Photos show Swiss glaciers shrinking by half

Researchers believe a precise historical perspective on glacier shrinkage can help predict future changes. © Keystone / Gian Ehrenzeller

Switzerland’s glaciers lost half of their volume between 1931 and 2016, according to analysis of historical national survey photographs.

This content was published on August 22, 2022 - 18:20

Researchers at the federal technology institute ETH Zurich and the Swiss Federal Institute for Forest, Snow and Landscape Research (WSL) compared photographs from the first half of last century to the current state of glaciers.

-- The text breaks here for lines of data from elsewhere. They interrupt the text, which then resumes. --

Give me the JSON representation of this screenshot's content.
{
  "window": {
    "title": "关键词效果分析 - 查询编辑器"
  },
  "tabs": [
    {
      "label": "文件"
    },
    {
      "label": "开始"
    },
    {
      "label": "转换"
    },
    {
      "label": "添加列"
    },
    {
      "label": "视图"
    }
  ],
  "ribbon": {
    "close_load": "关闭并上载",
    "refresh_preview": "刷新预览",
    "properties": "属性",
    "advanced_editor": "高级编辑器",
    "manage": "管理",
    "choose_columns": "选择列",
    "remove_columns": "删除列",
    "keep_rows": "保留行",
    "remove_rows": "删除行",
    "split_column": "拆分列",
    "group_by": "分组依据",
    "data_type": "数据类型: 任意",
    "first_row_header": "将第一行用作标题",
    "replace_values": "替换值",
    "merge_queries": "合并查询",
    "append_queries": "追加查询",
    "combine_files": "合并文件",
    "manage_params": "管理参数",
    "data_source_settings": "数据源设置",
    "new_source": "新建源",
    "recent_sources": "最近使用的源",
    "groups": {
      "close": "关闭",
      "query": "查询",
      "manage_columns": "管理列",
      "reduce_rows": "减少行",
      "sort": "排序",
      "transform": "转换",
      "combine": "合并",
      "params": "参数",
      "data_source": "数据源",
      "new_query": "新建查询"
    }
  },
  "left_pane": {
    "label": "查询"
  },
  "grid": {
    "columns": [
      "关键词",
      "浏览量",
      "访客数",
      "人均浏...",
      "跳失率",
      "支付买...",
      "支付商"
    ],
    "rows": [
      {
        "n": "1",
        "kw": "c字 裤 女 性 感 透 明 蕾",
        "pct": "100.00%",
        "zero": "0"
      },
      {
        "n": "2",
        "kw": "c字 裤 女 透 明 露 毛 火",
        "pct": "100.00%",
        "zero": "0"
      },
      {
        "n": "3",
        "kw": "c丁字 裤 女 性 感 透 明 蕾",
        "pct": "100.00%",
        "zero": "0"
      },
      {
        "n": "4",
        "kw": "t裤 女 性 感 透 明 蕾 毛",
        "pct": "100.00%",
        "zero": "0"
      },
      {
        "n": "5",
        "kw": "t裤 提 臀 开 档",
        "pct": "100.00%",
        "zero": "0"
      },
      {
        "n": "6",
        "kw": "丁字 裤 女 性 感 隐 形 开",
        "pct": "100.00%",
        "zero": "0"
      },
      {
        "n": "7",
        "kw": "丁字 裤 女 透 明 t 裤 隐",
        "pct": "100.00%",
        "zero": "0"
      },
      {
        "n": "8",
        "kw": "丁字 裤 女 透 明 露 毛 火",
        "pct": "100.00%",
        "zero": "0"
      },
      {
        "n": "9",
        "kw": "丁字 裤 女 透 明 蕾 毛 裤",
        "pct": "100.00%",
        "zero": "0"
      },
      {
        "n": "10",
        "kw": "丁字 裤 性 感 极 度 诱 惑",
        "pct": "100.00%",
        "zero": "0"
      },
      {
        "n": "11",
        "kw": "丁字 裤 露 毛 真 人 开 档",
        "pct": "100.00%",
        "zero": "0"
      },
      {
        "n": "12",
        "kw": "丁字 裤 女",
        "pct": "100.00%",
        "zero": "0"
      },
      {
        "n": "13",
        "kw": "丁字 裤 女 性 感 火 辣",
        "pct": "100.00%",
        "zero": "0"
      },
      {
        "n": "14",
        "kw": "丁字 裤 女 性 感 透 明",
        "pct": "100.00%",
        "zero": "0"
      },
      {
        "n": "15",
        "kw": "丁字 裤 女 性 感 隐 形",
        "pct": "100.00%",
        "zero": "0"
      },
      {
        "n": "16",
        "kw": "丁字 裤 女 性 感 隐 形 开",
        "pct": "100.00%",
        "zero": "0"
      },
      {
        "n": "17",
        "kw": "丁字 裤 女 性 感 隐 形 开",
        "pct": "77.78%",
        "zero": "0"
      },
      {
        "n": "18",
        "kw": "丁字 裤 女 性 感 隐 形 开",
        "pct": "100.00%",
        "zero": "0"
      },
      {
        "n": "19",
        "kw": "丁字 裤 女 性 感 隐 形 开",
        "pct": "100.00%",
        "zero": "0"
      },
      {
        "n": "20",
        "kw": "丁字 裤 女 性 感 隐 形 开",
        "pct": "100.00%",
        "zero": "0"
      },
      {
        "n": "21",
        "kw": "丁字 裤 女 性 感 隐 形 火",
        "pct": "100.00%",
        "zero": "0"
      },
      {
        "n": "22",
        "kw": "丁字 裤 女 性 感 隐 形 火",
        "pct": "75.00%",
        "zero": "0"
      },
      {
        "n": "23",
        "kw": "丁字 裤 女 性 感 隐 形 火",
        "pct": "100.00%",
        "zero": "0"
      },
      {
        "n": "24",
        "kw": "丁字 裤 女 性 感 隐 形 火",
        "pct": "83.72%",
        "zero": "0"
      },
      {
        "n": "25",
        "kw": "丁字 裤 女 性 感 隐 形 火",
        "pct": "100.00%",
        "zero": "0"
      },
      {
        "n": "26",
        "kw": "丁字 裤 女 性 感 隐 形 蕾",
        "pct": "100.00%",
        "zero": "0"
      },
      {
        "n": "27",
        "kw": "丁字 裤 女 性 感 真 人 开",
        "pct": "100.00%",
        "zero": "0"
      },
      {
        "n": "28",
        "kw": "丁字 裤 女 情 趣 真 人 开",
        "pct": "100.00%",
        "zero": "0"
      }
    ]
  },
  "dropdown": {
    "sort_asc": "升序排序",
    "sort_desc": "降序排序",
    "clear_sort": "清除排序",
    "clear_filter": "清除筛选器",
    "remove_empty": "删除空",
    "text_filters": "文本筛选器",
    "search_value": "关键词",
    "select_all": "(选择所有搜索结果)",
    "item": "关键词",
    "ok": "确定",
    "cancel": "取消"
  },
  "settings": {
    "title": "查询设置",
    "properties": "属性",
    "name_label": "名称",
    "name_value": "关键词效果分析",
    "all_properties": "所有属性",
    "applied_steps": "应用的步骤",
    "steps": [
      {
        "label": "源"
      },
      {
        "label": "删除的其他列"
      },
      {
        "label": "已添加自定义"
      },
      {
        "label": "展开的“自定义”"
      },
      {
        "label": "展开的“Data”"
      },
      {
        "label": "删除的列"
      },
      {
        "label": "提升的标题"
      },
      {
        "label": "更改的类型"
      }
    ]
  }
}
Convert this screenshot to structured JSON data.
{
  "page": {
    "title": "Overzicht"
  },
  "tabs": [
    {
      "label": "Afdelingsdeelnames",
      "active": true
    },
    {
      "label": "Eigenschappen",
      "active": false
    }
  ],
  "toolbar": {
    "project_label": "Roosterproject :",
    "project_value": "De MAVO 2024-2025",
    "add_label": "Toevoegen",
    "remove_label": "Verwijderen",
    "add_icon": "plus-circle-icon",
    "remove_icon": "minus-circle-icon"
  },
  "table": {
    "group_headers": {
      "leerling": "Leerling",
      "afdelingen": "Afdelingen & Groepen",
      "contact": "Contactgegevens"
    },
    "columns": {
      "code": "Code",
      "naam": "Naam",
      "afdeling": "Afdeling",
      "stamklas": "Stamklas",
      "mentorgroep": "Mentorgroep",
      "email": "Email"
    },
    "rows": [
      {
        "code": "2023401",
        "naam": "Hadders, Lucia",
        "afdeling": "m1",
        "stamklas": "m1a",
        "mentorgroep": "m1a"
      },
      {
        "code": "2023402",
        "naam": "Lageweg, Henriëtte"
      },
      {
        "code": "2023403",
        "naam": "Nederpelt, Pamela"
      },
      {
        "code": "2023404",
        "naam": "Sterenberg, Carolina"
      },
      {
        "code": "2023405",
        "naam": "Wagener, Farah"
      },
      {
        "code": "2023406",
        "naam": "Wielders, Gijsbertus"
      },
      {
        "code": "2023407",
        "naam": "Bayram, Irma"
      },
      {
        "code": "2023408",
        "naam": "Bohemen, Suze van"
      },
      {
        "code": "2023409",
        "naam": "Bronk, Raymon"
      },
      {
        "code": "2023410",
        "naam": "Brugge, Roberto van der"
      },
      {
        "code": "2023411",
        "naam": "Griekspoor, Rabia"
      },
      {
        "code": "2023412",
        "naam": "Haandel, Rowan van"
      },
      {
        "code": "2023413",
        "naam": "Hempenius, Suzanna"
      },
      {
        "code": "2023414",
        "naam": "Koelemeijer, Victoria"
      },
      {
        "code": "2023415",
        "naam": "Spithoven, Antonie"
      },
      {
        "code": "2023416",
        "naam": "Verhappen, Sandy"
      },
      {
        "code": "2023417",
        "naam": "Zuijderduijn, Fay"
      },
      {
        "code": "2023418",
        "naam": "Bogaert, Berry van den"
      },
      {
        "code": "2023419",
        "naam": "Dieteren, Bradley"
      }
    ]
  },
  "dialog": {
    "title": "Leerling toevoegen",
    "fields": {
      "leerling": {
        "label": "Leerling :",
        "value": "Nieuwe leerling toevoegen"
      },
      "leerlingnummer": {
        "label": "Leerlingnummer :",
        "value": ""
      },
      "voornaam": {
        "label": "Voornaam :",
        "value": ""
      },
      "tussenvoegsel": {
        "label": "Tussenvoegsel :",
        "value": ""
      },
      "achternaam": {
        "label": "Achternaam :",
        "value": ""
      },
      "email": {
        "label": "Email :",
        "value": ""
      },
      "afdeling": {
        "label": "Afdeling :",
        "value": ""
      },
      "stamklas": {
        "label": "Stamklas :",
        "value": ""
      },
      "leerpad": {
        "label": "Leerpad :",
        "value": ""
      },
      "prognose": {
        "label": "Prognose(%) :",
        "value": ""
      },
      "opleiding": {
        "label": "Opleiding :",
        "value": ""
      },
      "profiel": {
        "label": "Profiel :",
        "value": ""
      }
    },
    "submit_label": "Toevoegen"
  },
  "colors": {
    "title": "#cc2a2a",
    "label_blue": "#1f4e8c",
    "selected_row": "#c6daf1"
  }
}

Using a comparison technique, known as stereophotogrammetry, scientists say they can accurately calculate the changing topography of glaciers and the difference in ice volume.

They looked at 21,700 photographs taken between 1916 and 1947 by the Swiss National Survey institute, now known as swisstopo.

They found that Swiss glaciers lost half their volume between 1931 and 2016 - and a further 12% between 2016 and 2021.

This amounts to a loss of 62 cubic kilometres of ice. "This is about 20% more than previously assumed," Daniel Farinotti, Professor of Glaciology at ETH Zurich and WSL, told Swiss public broadcaster SRFExternal link.

But the researchers also found that not all glaciers shrank at the same rate and observed that Switzerland’s frozen ‘water towers’ even grew at times during the 1920s and 1980s.

It is well known that Switzerland’s glaciers have been in retreat over the last century, but science has struggled to measure the shrinkage precisely. This is partly because proper measurements only began after 1960 and only sporadically until more recent times, says ETH Zurich.

The latest research, published in The Cryosphere journal, gives a more precise picture of how glaciers have evolved over time.

“Glacier retreat is accelerating. Closely observing this phenomenon and quantifying its historical dimensions is important because it allows us to infer the glaciers’ responses to a changing climate. This information is needed to develop reliable scenarios for future glacier changes,” said Daniel FarinottiExternal link.